Djokovic admite erros em sua luta para evitar deportação da Austrália

Tiziana Fabi/AFP
O tenista número um do mundo, Novak Djokovic, admitiu “erros” em seus documentos de viagem e em seu comportamento após testar positivo para Covid-19, enquanto luta para permanecer na Austrália para disputar um novo título de Grand Slam.
O sérvio assegurou que seus assessores apresentaram novas informações ao governo australiano, que está analisando se cancela novamente seu visto e o deporta ou permite que ele jogue o Aberto da Austrália.
“Estamos vivendo tempos difíceis com uma pandemia global e às vezes esses erros acontecem”, disse o tenista de 34 anos, que não está vacinado, em um comunicado em sua conta no Instagram, divulgado durante um treino para o torneio em Melbourne.

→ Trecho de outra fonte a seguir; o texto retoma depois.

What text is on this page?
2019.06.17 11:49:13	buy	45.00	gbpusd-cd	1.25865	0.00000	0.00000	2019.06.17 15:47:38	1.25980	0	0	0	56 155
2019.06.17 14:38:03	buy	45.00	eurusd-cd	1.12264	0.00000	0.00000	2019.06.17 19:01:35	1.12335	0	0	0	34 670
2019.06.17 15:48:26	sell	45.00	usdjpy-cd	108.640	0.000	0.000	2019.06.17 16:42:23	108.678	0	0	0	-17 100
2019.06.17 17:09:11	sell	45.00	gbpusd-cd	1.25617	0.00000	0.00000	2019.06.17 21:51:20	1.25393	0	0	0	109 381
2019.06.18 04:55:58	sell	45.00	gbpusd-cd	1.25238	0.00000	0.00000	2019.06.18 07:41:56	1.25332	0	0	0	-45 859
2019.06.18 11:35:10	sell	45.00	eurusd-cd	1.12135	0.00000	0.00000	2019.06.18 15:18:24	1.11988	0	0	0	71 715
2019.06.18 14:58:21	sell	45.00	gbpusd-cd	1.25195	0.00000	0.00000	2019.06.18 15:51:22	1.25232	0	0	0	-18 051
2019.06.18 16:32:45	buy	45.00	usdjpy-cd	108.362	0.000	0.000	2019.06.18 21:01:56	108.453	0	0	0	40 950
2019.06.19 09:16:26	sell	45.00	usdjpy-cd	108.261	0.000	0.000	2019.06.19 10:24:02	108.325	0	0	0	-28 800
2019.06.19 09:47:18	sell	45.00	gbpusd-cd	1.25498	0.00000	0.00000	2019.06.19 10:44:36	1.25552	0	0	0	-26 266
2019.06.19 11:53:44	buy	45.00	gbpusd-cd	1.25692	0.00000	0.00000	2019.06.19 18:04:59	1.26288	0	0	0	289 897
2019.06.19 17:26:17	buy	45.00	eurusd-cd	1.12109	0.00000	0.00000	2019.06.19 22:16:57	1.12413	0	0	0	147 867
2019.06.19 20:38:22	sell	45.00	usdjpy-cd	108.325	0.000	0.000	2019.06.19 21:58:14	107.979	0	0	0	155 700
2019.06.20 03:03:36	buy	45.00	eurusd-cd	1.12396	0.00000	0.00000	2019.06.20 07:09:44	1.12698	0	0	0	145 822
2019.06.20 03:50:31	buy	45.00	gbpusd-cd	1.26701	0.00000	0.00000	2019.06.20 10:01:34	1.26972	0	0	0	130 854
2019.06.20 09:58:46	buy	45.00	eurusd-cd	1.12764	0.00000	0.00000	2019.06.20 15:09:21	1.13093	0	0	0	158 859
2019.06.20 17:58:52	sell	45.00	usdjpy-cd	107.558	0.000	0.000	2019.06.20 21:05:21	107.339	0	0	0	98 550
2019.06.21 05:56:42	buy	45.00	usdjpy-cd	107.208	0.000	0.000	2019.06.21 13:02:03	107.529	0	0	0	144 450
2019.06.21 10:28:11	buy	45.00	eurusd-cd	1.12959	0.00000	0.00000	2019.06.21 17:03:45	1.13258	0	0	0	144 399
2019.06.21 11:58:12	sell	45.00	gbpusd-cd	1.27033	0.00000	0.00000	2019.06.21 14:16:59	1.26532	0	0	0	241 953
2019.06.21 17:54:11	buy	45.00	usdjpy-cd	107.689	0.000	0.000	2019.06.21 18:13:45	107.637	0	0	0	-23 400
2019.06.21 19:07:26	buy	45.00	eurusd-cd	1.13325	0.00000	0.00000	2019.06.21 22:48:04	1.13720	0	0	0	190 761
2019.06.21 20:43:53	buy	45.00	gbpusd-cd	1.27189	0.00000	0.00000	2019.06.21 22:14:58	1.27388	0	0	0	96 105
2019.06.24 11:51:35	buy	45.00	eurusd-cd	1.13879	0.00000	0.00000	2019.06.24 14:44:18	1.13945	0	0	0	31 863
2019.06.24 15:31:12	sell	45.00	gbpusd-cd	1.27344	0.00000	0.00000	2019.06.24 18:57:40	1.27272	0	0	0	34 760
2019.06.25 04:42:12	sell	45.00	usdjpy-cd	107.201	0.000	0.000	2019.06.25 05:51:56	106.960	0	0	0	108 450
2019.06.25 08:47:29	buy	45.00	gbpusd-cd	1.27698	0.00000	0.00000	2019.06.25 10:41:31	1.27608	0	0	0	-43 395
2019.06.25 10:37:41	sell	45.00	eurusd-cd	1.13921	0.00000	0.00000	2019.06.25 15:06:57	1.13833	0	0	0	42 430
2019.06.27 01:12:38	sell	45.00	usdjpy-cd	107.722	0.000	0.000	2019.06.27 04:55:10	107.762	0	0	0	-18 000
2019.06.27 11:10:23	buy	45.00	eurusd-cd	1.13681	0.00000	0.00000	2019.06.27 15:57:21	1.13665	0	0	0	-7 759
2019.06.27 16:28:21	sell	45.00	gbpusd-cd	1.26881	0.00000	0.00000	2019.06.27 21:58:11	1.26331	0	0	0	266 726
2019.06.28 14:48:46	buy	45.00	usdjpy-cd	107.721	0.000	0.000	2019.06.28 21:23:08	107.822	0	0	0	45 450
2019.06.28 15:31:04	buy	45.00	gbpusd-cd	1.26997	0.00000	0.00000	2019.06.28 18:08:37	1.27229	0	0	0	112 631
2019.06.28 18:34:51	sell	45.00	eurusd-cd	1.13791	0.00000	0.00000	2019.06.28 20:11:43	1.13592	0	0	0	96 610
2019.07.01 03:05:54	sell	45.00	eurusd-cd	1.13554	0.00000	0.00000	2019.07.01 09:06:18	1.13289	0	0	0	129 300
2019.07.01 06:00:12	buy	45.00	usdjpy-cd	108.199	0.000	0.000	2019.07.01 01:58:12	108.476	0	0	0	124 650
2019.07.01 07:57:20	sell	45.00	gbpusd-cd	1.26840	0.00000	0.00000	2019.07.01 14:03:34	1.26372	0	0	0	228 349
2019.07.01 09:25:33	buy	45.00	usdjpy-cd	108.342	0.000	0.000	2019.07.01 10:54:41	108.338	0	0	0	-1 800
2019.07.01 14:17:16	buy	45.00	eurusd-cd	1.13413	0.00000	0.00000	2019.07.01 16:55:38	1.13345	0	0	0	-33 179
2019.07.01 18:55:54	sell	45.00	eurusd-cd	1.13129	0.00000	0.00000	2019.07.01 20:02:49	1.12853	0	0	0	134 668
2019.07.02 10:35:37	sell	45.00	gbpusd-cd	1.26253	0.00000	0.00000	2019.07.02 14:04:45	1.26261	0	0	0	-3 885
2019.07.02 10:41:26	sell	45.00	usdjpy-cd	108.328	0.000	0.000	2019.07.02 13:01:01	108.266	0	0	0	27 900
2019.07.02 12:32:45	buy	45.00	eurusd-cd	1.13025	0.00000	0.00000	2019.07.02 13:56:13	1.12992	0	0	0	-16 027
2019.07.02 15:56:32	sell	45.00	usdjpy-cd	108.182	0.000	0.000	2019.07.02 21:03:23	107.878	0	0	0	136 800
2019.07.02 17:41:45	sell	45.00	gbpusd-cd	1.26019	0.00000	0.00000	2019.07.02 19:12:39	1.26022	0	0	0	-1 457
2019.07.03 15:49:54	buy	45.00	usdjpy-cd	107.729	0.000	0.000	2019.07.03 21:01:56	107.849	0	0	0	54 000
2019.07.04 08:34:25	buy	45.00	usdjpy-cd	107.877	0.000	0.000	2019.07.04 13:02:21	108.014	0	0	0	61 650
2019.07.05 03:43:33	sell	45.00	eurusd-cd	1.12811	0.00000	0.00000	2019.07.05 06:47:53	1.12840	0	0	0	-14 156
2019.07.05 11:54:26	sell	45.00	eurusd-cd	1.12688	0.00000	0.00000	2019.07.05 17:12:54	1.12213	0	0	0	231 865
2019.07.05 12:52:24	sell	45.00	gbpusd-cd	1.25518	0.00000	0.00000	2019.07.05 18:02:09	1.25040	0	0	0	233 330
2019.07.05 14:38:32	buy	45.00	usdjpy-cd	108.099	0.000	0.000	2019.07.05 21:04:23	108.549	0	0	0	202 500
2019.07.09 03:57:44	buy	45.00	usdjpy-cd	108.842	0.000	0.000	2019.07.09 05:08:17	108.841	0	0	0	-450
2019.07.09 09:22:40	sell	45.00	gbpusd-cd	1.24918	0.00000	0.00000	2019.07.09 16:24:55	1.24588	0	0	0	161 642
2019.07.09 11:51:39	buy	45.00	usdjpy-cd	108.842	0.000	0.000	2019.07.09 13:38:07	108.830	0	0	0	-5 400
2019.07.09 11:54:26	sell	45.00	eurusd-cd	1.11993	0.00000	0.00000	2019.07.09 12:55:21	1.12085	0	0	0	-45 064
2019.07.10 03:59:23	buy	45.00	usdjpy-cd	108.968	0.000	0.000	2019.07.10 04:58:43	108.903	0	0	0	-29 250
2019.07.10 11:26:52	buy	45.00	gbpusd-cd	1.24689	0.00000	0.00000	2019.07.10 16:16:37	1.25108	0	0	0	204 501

O nove vezes vencedor do Aberto da Austrália admitiu na declaração de quarta-feira que se encontrou com um jornalista quando soube que estava infectado com o Covid-19, chamando isso de “erro de julgamento”.
O jogador disse ter testado positivo à Covid-19 num teste de PCR feito a 16 de dezembro, mas um dia depois apareceu sem máscara no lançamento de um selo com a sua imagem e num evento para jovens tenistas em Belgrado.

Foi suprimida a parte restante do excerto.